Cette idée de classe, purement essentialiste, ne me paraît correspondre à aucune réalité, surtout pas à une réalité complexe et plurielle. Mais elle a le mérite de s’inscrire dans un cadre historique, tout au moins occidental, et de nous aider à déchiffrer notre présent.

Plaçons-nous avant les prémisses de la révolution industrielle, avant la Renaissance. Les terres appartiennent aux seigneurs. Les paysans les cultivent. Nous avons d’un côté les propriétaires terriens, la classe pastorale, d’un autre les paysans, la classe agraire. Ces deux classes s’affrontent. L’une pour maintenir ses privilèges, l’autre pour s’approprier les terres qu’elle cultive.

La notion de propriété est elle-même une abstraction. Un bout de papier vous accorde un droit sur une terre. C’est totalement arbitraire. Puis un État avec ses lois donne poids à ce bout de papier, lui maintient une autorité dans la durée. Peu à peu l’abstraction s’installe comme une évidence. Il y a ceux qui possèdent et ceux qui ne possèdent pas. Le hack consiste alors à subvertir le bout de papier.

Dans cette civilisation pastorale, l’art des puissants est associé au sol. C’est le règne du land art. Pyramides. Temples. Cathédrales. Sculptures. Fresques. Les arts ancrés prédominent par rapport à ceux plus mobiles comme la peinture sur toile qui ne se popularise qu’avec la Renaissance.

À cette occasion, deux nouvelles classes apparaissent. D’un côté, les capitalistes, qui détiennent l’outil de production, de l’autre, les ouvriers qui utilisent cet outil et sont rémunérés en échange.

L’outil de production n’est plus attaché à la terre. Il peut être dans une certaine mesure déplacé et reconstruit ailleurs. L’art des puissants suit alors le même mouvement. Il devient un produit échangeable.

Pour construire les machines des capitalistes, il faut des idées, des informations structurées. Des hackers déposent alors des brevets, mettant leur création entre les mains des capitalistes qui les exploitent.

Peu à peu les hackers deviennent de plus en plus nombreux, ils forment une nouvelle classe. Les capitalistes se découvrent un nouveau métier : ils deviennent diffuseur d’information. Ils forment à leur tour une nouvelle classe dominante : les vectorialistes comme les appelle Wark. Ils rétribuent les hackers comme les capitalistes rétribuent les ouvriers.

Mais tout explose. Grâce à internet chacun des hackers peut aussi devenir un diffuseur. Les classes antagonistes s’effacent. L’outil de diffusion est potentiellement à la portée de tous. Dans cette société où tout le monde devient vecteur, l’information ne peut plus devenir propriété.

Techniquement, elle est copiable à l’infini, piratable qu’on le veuille ou non, justement parce que le hacker peut toujours créer de nouveaux hacks. Il faudra donc renoncer à monnayer l’information.
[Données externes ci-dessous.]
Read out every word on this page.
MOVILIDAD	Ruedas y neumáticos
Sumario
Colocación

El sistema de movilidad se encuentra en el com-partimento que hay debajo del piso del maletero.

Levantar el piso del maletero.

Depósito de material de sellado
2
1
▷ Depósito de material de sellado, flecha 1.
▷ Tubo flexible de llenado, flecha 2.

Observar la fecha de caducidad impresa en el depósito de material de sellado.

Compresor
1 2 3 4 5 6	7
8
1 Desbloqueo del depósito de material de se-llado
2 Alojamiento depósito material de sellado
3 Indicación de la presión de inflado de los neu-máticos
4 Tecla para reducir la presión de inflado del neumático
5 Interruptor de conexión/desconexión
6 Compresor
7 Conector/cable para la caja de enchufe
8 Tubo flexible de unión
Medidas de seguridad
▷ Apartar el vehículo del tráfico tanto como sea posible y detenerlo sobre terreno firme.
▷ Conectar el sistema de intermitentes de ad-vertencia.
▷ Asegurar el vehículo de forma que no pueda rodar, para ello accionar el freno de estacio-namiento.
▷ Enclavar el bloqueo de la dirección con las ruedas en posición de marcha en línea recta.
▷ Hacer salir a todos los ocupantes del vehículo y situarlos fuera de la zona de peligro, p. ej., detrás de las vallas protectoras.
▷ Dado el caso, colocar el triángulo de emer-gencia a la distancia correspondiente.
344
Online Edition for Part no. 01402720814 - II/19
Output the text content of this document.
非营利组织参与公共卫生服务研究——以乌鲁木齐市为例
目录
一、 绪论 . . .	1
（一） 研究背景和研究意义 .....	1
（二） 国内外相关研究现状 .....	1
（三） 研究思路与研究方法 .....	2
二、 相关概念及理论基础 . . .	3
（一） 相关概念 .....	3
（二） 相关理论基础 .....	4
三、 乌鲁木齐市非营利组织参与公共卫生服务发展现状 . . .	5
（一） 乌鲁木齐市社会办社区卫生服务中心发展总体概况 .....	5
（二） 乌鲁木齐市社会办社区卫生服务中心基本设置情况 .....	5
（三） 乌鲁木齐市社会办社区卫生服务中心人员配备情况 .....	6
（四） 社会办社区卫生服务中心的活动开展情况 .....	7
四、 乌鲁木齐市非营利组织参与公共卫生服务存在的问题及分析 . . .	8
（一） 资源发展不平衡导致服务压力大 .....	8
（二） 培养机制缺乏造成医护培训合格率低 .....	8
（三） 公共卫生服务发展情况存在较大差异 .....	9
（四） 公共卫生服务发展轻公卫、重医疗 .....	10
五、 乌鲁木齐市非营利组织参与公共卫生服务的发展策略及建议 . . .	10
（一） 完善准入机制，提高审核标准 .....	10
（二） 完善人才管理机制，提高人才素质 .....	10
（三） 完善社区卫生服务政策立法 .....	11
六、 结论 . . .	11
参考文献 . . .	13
Nous en sommes déjà à ce stade sur internet. Nous diffusons gratuitement, ajoutant éventuellement à nos diffusions des publicités pour financer notre travail d’auteur. Ce système de publicité survivra tant que nous aurons besoin d’acheter des biens non-piratables. La nourriture par exemple.

L’information étant de nature qualitative et non quantifiable, il est d’ailleurs impossible de lui attribuer une valeur d’échange. Aujourd’hui c’est encore possible parce que la classe vectorialiste maintient une certaine rareté de l’offre et crée artificiellement de la valeur autour de certaines informations. Dans un monde de hackers/vecteurs, l’information ne pourra être que gratuite.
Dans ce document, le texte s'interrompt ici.